Depuis 2010, le BST a formulé 49 recommandations, dont 8 sont actives, autrement dit en cours de discussion avec Transports Canada, et 2 pour lesquelles l’intention du ministère a été jugée satisfaisante.

Bateau et croix au premier plan.

Hommage aux marins pêcheurs qui ont perdu la vie au travail.

Photo : Radio-Canada / Carine Monat

Un monde en évolution

En décembre 1990, le Québec vivait la plus grande tragédie de pêche commerciale de son histoire, avec le naufrage du Nadine aux Îles-de-la-Madeleine, au cours duquel huit personnes ont perdu la vie. La même semaine, trois autres pêcheurs sont morts aux Îles lors d’une tempête.

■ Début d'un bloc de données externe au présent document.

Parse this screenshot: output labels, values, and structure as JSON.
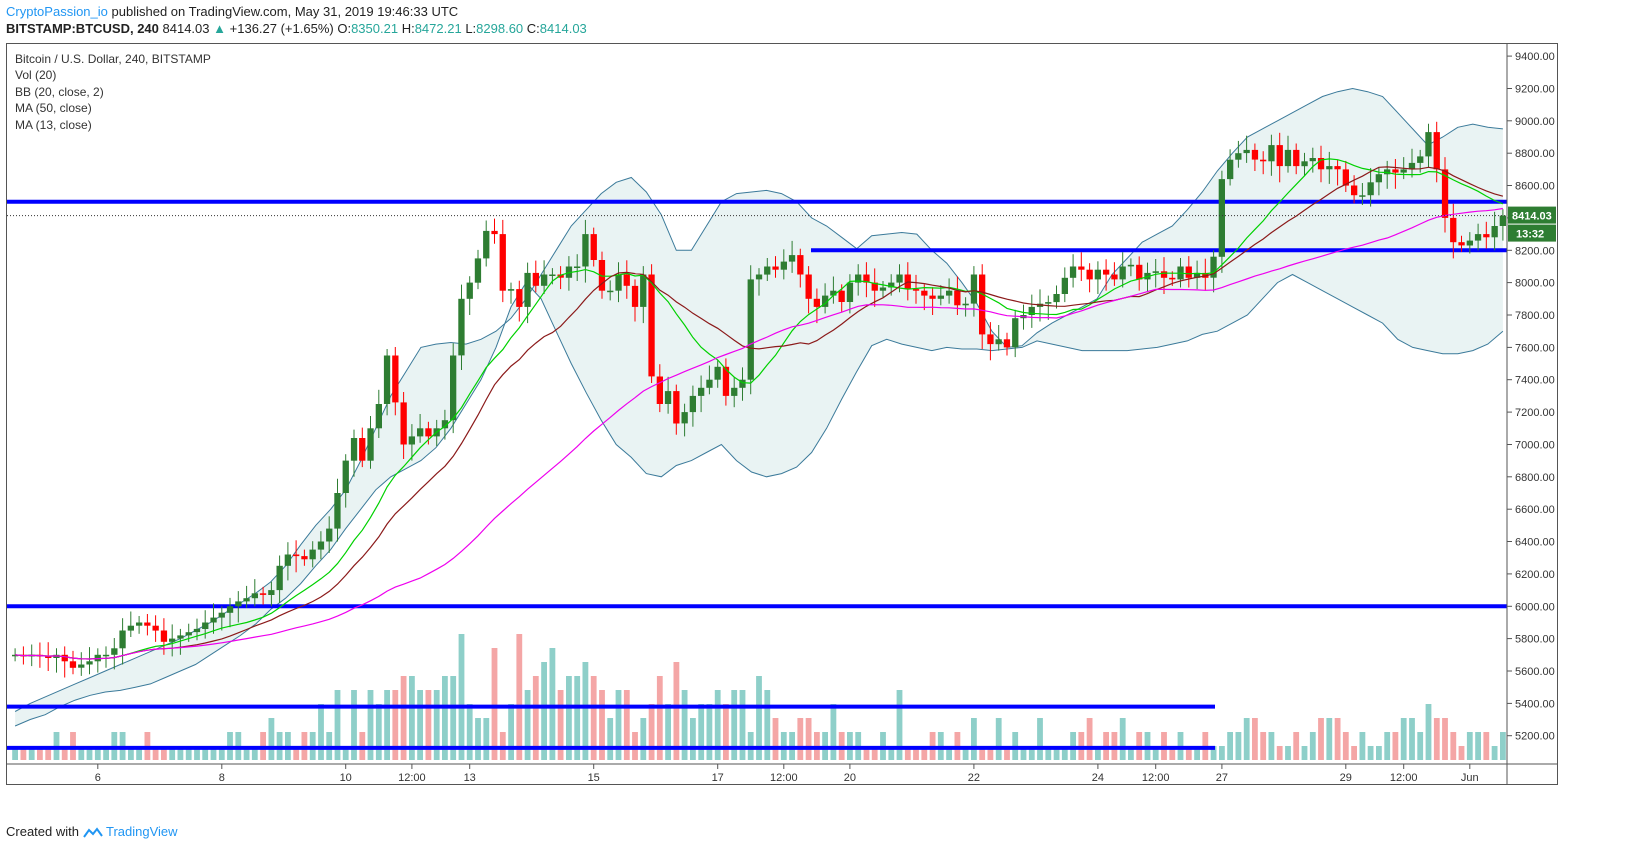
{
  "header": {
    "author": "CryptoPassion_io",
    "published_text": "published on TradingView.com, May 31, 2019 19:46:33 UTC",
    "symbol": "BITSTAMP:BTCUSD, 240",
    "last": "8414.03",
    "change_arrow": "▲",
    "change": "+136.27 (+1.65%)",
    "o_label": "O:",
    "o_value": "8350.21",
    "h_label": "H:",
    "h_value": "8472.21",
    "l_label": "L:",
    "l_value": "8298.60",
    "c_label": "C:",
    "c_value": "8414.03"
  },
  "legend": {
    "title": "Bitcoin / U.S. Dollar, 240, BITSTAMP",
    "vol": "Vol (20)",
    "bb": "BB (20, close, 2)",
    "ma50": "MA (50, close)",
    "ma13": "MA (13, close)"
  },
  "price_tag": {
    "price": "8414.03",
    "countdown": "13:32"
  },
  "footer": {
    "created_with": "Created with",
    "brand": "TradingView"
  },
  "colors": {
    "up": "#2e7d32",
    "down": "#ff0000",
    "vol_up": "#8ecfc9",
    "vol_down": "#f4a6a6",
    "bb": "#3b7a9a",
    "bb_fill": "#e9f3f3",
    "ma13": "#00d100",
    "ma20": "#8b1a1a",
    "ma50": "#ee00ee",
    "level": "#0000ff",
    "accent": "#2196f3"
  },
  "chart_data": {
    "type": "candlestick",
    "title": "Bitcoin / U.S. Dollar, 240, BITSTAMP",
    "ylim": [
      5050,
      9450
    ],
    "yticks": [
      5200,
      5400,
      5600,
      5800,
      6000,
      6200,
      6400,
      6600,
      6800,
      7000,
      7200,
      7400,
      7600,
      7800,
      8000,
      8200,
      8400,
      8600,
      8800,
      9000,
      9200,
      9400
    ],
    "xticks": [
      {
        "i": 8,
        "label": "6"
      },
      {
        "i": 20,
        "label": "8"
      },
      {
        "i": 32,
        "label": "10"
      },
      {
        "i": 38,
        "label": "12:00"
      },
      {
        "i": 44,
        "label": "13"
      },
      {
        "i": 56,
        "label": "15"
      },
      {
        "i": 68,
        "label": "17"
      },
      {
        "i": 74,
        "label": "12:00"
      },
      {
        "i": 80,
        "label": "20"
      },
      {
        "i": 92,
        "label": "22"
      },
      {
        "i": 104,
        "label": "24"
      },
      {
        "i": 110,
        "label": "12:00"
      },
      {
        "i": 116,
        "label": "27"
      },
      {
        "i": 128,
        "label": "29"
      },
      {
        "i": 134,
        "label": "12:00"
      },
      {
        "i": 140,
        "label": "Jun"
      }
    ],
    "close": [
      5700,
      5690,
      5700,
      5690,
      5680,
      5700,
      5660,
      5620,
      5640,
      5660,
      5700,
      5700,
      5740,
      5850,
      5880,
      5900,
      5880,
      5850,
      5780,
      5800,
      5820,
      5840,
      5860,
      5900,
      5930,
      5960,
      6000,
      6030,
      6050,
      6080,
      6070,
      6100,
      6250,
      6320,
      6310,
      6290,
      6350,
      6400,
      6480,
      6700,
      6900,
      7040,
      6900,
      7100,
      7250,
      7550,
      7260,
      7000,
      7050,
      7100,
      7050,
      7100,
      7150,
      7550,
      7900,
      8000,
      8150,
      8320,
      8300,
      7950,
      7960,
      7850,
      8060,
      7980,
      8050,
      8050,
      8030,
      8100,
      8100,
      8300,
      8140,
      7950,
      7950,
      8050,
      7980,
      7850,
      8050,
      7420,
      7250,
      7330,
      7130,
      7200,
      7300,
      7350,
      7400,
      7480,
      7300,
      7350,
      7400,
      8020,
      8050,
      8100,
      8080,
      8130,
      8170,
      8050,
      7900,
      7850,
      7920,
      7950,
      7880,
      8000,
      8050,
      8000,
      7950,
      7970,
      8000,
      8050,
      7960,
      7950,
      7920,
      7900,
      7920,
      7950,
      7860,
      7870,
      8050,
      7680,
      7620,
      7650,
      7600,
      7780,
      7800,
      7850,
      7870,
      7880,
      7930,
      8030,
      8100,
      8080,
      8020,
      8080,
      8050,
      8020,
      8100,
      8110,
      8020,
      8060,
      8070,
      8030,
      8020,
      8100,
      8030,
      8060,
      8030,
      8160,
      8640,
      8760,
      8800,
      8820,
      8760,
      8750,
      8850,
      8720,
      8820,
      8720,
      8750,
      8770,
      8700,
      8720,
      8700,
      8600,
      8540,
      8540,
      8620,
      8670,
      8700,
      8680,
      8700,
      8740,
      8780,
      8930,
      8700,
      8400,
      8250,
      8230,
      8260,
      8300,
      8280,
      8350,
      8414
    ],
    "bb_upper": [
      5350,
      5400,
      5440,
      5480,
      5520,
      5560,
      5600,
      5640,
      5680,
      5720,
      5760,
      5800,
      5850,
      5900,
      5960,
      6020,
      6080,
      6150,
      6250,
      6380,
      6500,
      6600,
      6720,
      6900,
      7100,
      7300,
      7450,
      7600,
      7620,
      7630,
      7620,
      7650,
      7700,
      7780,
      7900,
      8050,
      8200,
      8350,
      8450,
      8550,
      8620,
      8650,
      8560,
      8420,
      8200,
      8200,
      8350,
      8500,
      8550,
      8560,
      8570,
      8550,
      8500,
      8400,
      8350,
      8280,
      8210,
      8290,
      8300,
      8310,
      8300,
      8200,
      8120,
      8000,
      7870,
      7700,
      7600,
      7610,
      7690,
      7750,
      7800,
      7850,
      7900,
      8050,
      8150,
      8250,
      8300,
      8350,
      8450,
      8560,
      8690,
      8800,
      8900,
      8950,
      9000,
      9050,
      9100,
      9150,
      9180,
      9200,
      9180,
      9150,
      9050,
      8950,
      8850,
      8900,
      8960,
      8980,
      8960,
      8950
    ],
    "bb_lower": [
      5260,
      5300,
      5330,
      5380,
      5420,
      5450,
      5470,
      5480,
      5500,
      5520,
      5560,
      5600,
      5640,
      5700,
      5760,
      5820,
      5890,
      5980,
      6050,
      6140,
      6250,
      6350,
      6480,
      6600,
      6720,
      6800,
      6850,
      6900,
      6980,
      7100,
      7250,
      7400,
      7600,
      7850,
      8000,
      7900,
      7700,
      7500,
      7320,
      7150,
      7000,
      6920,
      6820,
      6800,
      6870,
      6900,
      6950,
      7000,
      6900,
      6830,
      6800,
      6820,
      6860,
      6950,
      7100,
      7280,
      7450,
      7610,
      7650,
      7620,
      7600,
      7580,
      7600,
      7590,
      7590,
      7580,
      7590,
      7600,
      7640,
      7620,
      7600,
      7580,
      7580,
      7580,
      7580,
      7590,
      7600,
      7620,
      7640,
      7680,
      7700,
      7750,
      7800,
      7900,
      8000,
      8050,
      8000,
      7950,
      7900,
      7850,
      7800,
      7750,
      7650,
      7600,
      7580,
      7560,
      7560,
      7580,
      7620,
      7700
    ],
    "level_lines": [
      8500,
      8200,
      6000,
      5380,
      5125
    ],
    "vol": [
      1,
      1,
      1,
      1,
      1,
      2,
      1,
      2,
      0,
      0,
      1,
      1,
      2,
      2,
      1,
      1,
      2,
      1,
      1,
      0,
      1,
      0,
      0,
      1,
      1,
      1,
      2,
      2,
      1,
      1,
      2,
      3,
      2,
      2,
      1,
      2,
      2,
      4,
      2,
      5,
      1,
      5,
      2,
      5,
      4,
      5,
      5,
      6,
      6,
      5,
      5,
      5,
      6,
      6,
      9,
      4,
      3,
      3,
      8,
      2,
      4,
      9,
      5,
      6,
      7,
      8,
      5,
      6,
      6,
      7,
      6,
      5,
      3,
      5,
      5,
      2,
      3,
      4,
      6,
      4,
      7,
      5,
      3,
      4,
      4,
      5,
      4,
      5,
      5,
      2,
      6,
      5,
      3,
      2,
      2,
      3,
      3,
      2,
      2,
      4,
      2,
      2,
      2,
      1,
      1,
      2,
      1,
      5,
      1,
      1,
      1,
      2,
      2,
      1,
      2,
      1,
      3,
      1,
      1,
      3,
      1,
      2,
      1,
      1,
      3,
      1,
      1,
      1,
      2,
      2,
      3,
      1,
      2,
      2,
      3,
      1,
      2,
      2,
      1,
      2,
      1,
      2,
      1,
      1,
      2,
      1,
      1,
      2,
      2,
      3,
      3,
      2,
      2,
      1,
      1,
      2,
      1,
      2,
      3,
      3,
      3,
      2,
      1,
      2,
      1,
      1,
      2,
      2,
      3,
      3,
      2,
      4,
      3,
      3,
      2,
      1,
      2,
      2,
      2,
      1,
      2,
      3,
      2,
      2,
      2,
      1,
      2,
      2,
      2,
      4,
      6,
      6,
      6,
      2,
      3,
      5,
      4,
      4,
      2,
      1,
      2,
      2,
      3,
      3,
      2,
      2,
      3
    ]
  }
}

Au Canada, la plus grande tragédie de pêche a eu lieu en 1959 au Nouveau-Brunswick, où 35 pêcheurs ont perdu la vie dans une tempête.

Guillaume Synnott rappelle toutefois que les bateaux ont évolué, puis la culture des gars a évolué aussi. Les gars sont plus prudents qu'avant. Les embarcations de sauvetage, avant, il y en avait peu ou presque pas. Maintenant, on a des radiobalises, des VFI, on a beaucoup de choses pour sauver la vie, si vous voulez.

Après un silence, il conclut que personne ne veut perdre sa vie à la gagner.